Bessere Zahlen und Tech-Fantasie

Nach dem pandemiebedingt drastischen Einbruch im 2. Quartal 2020 ist SBO kontinuierlich von Quartal zu Quartal gewachsen und schloss 2021 an das Umsatzniveau des Jahres 2020 an. Das operative Ergebnis (EBITDA) hat sich auf 60 Mio € mehr als verdoppelt. Die EBITDA-Marge legte von 9,3 auf 20,5% zu. Unterm Strich standen mit 21 Mio € wieder schwarze Zahlen. Das Eigenkapital stieg um 19%, und die Eigenkapitalquote verbesserte sich von 36,9 auf 42,3%.

Für den Weg in die Energiezukunft hat SBO seine Strategie 2030 definiert. Der Konzern will die Zukunft der Industrie auch in den kommenden Jahrzehnten an vorderster Front mitgestalten und hat sich zum Ziel gesetzt, sowohl zur sicheren Energieversorgung, als auch zum Auf- und Ausbau von grünen Technologien beizutragen. Geplant ist, bis 2030 eine neue Sparte außerhalb des aktuellen Kerngeschäfts aufzubauen. Dafür sollen Investitionen und Akquisitionen vorzugsweise in den Bereichen Energy Transition und Green Tech Industries getätigt werden.
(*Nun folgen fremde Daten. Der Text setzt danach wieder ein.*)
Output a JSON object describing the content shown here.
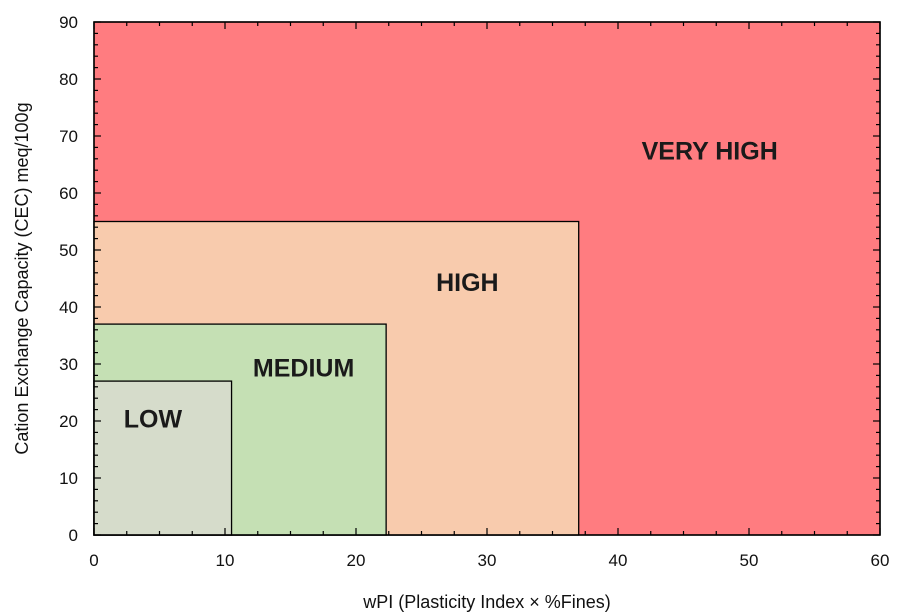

Neue Geschäftsfelder müssen zur Nischenstrategie von SBO passen und strenge Kriterien erfüllen. Dazu zählen hohe Eintrittsbarrieren, abgesichert durch Technologie und spezifisches Know-how sowie langfristiges Wachstumspotenzial in Verbindung mit nachhaltiger Profitabilität.

Zukäufe könnten sich lohnen

Ergänzend sind auch Investitionen in Start-ups möglich, die das Potenzial haben, solche Kriterien in absehbarer Zeit zu erfüllen. Langfristig soll die Sparte 50% des Umsatzes erzielen. Der erfreuliche Anstieg des Auftragseingangs um 50% auf 343,3 Mio € wird 2022 zu einem Umsatzanstieg führen. Gerade im Bereich der Startups könnte Schoeller-Bleckmann einen guten Fang machen.

Aktuell gibt es einige Unternehmen aus dem Rohstoffsektor, die rund um KI oder Nachhaltigkeit spannende Pläne umsetzen. Die Dividendenrendite liegt bei 1,4%. Das können Sie vernachlässigen. Die Aktie ist aber nicht uninteressant.